摄政王见状,抵唇讥笑,不怀好意地提醒道:“酿成这样天大的丑闻,本王身为皇室尚且没有这般义愤填膺,苏大将军未免反应过度了!”
苏猛可不想自己的事被别人知晓,太丢脸了,一直当做救命稻草的血脉结果是别人的种,他引以为傲到手的女人,结果同样地对别的男人投怀送抱,说出去得被人笑掉大牙。
他收敛了情绪,正色道:“本将军平生最恨这种水性杨花的贱人!这对狗男女就该千刀万剐。”
这话说得,让人听了觉得他有几分情真意切。
“是么,你也觉得该千刀万剐吗,那本王找了人对她施以厌胜之术作为惩罚,岂不还太轻纵了。”摄政王轻描淡写说着,语气却透着一股子危险。
一句话将沈辞吟之前说的奉命行事,变成了奉了他的命行事,当然,他知道大抵她是想说沈家奉了皇帝的命,但小皇帝太小了,明显不是最好的选择。
要担仇恨,还是他一肩担了的好。
沈辞吟微微一怔,没想到摄政王会如此说,她立即随机应变,改了一番说辞:“容嫔死不足惜,可陛下又能如何处置?左不过是一杯鸩酒送上了路,可外头都以为那肚子里的孩子是先帝的遗腹子,若是传出什么流言蜚语,如此,陛下岂不是会被误会成为毒杀未出生手足的暴君。
王爷也是顾念皇家的颜面和陛下的名声,才暗中做此安排,还请陛下明鉴。”
眼看两个人你一言我一语,将事情这般轻描淡写地化了,还将罪名变成了为陛下考虑,偷鸡不成蚀把米的芸贵妃气得嘴角抽搐。
该死的容嫔,竟敢用腹中的孩子骗了她,该死的沈辞吟,你怎么就那么命好,连摄政王也护着。
沈父见自家女儿和摄政王配合竟然这般默契,一时间有些不知道该高兴还是不高兴,他私心里想让女儿远离摄政王,但事已至此,他知道那是不可能的了。
摄政王让阿吟给他为奴为婢,坏了阿吟名声,可眼下这种情况,他又会护着阿吟,摄政王到底是什么个意思,让沈父实在摸不着头脑。
他哪里知道,爱一个人需要天分,也需要有人言传身教,摄政王就没有见过最好的爱情,在他看来,不择手段地把心爱之人绑在身边,他想要,他得到才是最要紧的。
眼下也不是讨论这个的时候。
沈辞吟和摄政王说得煞有其事,导致苏猛沉浸在巨大的背叛里。
虽然理智告诉他,到底是不是如他们说的那样还没查清楚,但他心底很清楚,皇子和先帝的嫔妃有了龃龉,事关皇家颜面,谁也不敢当着陛下的面拿这种事来撒谎。
他其实已经信了,但他仍旧不甘心这样放过了沈家,他被背刺了,凭什么沈家还能摘出去。
抱着自己不好过也不会让沈家讨着好的共沉沦心态,苏猛咬死了沈家应该承担巫蛊之术的罪责:“若是查明属实,那么容嫔以及她腹中的孽种的确都罪该万死。
但再怎么说,这布娃娃是从沈家搜出来的,沈家行巫蛊之术罪证确凿,按律也该一同下狱。
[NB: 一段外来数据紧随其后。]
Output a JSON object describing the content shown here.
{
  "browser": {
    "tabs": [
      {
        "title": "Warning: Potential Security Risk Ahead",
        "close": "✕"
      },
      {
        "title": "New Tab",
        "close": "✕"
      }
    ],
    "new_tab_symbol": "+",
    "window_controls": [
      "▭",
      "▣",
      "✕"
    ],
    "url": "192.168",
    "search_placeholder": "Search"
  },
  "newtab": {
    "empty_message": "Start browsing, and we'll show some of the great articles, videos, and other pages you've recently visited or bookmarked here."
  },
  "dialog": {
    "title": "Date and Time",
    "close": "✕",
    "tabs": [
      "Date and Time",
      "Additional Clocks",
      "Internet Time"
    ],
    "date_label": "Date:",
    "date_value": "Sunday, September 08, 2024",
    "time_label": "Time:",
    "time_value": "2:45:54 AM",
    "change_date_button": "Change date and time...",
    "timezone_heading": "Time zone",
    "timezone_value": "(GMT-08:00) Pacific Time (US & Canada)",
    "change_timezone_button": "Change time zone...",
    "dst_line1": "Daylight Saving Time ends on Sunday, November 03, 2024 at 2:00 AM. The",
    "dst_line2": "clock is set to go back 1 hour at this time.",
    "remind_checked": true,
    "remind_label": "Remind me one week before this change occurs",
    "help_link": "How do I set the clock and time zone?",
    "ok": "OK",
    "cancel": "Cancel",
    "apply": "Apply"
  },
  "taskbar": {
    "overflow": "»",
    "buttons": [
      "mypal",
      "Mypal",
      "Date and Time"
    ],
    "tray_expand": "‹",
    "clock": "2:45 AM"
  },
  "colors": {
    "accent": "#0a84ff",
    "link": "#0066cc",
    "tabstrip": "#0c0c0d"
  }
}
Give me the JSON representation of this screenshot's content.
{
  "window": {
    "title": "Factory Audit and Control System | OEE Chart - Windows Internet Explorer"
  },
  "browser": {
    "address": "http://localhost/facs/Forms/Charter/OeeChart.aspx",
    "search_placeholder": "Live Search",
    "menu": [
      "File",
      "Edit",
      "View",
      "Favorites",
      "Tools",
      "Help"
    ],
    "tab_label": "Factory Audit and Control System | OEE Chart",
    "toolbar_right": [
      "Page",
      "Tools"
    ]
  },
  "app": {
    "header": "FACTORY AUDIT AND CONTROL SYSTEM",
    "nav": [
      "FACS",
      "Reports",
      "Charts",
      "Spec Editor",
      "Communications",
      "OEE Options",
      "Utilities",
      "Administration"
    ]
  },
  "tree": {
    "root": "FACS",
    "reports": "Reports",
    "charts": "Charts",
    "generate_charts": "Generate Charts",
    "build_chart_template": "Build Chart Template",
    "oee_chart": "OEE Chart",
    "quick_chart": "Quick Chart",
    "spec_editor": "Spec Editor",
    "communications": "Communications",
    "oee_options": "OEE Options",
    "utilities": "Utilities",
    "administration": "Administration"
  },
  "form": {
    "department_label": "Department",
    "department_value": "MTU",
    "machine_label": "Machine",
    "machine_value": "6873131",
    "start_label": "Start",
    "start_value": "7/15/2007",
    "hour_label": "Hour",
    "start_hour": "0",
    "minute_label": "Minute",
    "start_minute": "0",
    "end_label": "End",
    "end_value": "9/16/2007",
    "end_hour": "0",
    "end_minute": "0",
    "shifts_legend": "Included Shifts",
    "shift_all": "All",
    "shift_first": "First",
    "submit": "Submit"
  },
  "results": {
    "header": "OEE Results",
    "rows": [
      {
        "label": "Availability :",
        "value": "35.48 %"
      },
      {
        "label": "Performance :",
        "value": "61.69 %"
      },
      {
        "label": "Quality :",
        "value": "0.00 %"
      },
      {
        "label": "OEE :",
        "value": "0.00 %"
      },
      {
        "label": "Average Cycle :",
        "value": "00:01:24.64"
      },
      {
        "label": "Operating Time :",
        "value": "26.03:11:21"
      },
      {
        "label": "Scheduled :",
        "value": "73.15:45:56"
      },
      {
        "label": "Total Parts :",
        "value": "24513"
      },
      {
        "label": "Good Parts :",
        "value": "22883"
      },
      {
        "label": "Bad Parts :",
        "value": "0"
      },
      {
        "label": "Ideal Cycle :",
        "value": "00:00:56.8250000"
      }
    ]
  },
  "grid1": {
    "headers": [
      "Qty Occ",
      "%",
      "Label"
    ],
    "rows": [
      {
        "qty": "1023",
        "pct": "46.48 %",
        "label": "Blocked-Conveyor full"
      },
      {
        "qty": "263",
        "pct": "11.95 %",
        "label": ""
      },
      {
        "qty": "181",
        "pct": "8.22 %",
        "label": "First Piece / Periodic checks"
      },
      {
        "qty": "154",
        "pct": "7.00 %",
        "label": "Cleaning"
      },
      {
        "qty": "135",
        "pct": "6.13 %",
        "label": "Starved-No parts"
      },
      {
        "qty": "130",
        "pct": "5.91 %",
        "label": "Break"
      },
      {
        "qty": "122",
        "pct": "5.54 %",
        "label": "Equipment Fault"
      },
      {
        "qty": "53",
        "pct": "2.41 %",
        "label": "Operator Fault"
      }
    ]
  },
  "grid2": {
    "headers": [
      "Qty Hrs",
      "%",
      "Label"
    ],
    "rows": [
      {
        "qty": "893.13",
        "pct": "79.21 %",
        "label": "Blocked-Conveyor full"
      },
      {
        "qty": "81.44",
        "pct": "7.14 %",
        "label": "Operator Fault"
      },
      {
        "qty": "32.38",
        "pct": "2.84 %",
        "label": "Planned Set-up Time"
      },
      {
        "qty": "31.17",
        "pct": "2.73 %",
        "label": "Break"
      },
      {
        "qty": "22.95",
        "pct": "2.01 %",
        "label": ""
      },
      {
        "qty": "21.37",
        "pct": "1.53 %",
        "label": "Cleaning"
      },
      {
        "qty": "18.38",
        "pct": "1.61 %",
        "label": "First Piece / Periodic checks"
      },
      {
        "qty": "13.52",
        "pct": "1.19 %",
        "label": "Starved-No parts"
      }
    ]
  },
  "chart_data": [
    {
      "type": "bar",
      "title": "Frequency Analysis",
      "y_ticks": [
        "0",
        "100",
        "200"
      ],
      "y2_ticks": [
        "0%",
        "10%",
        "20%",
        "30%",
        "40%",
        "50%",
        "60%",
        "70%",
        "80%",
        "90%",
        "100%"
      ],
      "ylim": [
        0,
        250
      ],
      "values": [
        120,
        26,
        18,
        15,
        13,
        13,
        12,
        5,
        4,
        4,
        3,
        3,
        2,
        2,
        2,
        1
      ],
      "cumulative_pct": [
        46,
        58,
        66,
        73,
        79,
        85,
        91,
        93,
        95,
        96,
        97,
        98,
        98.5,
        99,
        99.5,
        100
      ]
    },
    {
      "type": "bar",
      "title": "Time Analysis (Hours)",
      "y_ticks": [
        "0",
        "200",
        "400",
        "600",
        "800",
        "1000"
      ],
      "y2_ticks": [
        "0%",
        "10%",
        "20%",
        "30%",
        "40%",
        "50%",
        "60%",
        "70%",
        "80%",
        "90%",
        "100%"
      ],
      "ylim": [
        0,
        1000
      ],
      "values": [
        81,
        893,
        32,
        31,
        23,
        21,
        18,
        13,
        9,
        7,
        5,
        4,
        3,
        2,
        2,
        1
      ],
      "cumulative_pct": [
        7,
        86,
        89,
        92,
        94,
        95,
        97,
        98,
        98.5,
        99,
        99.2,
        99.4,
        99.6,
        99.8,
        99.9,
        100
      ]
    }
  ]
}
”
谁也别想跑。
芸贵妃听了眼睛一亮,恢复了精神,她又行了:“本宫的兄长说得对,容嫔犯下罪孽,怀了孽种是她的事,并不能抵消沈家的罪责,巫蛊之术乃先帝明令禁止的禁术,无论出于何种原因,沈家做了就是做了,不能轻轻揭过。”
到了这份儿上,苏家都还想着与沈家斗,可见对沈家该有多么憎恨,沈辞吟叹息一声:“那苏大将军欺君了,又该如何论处?”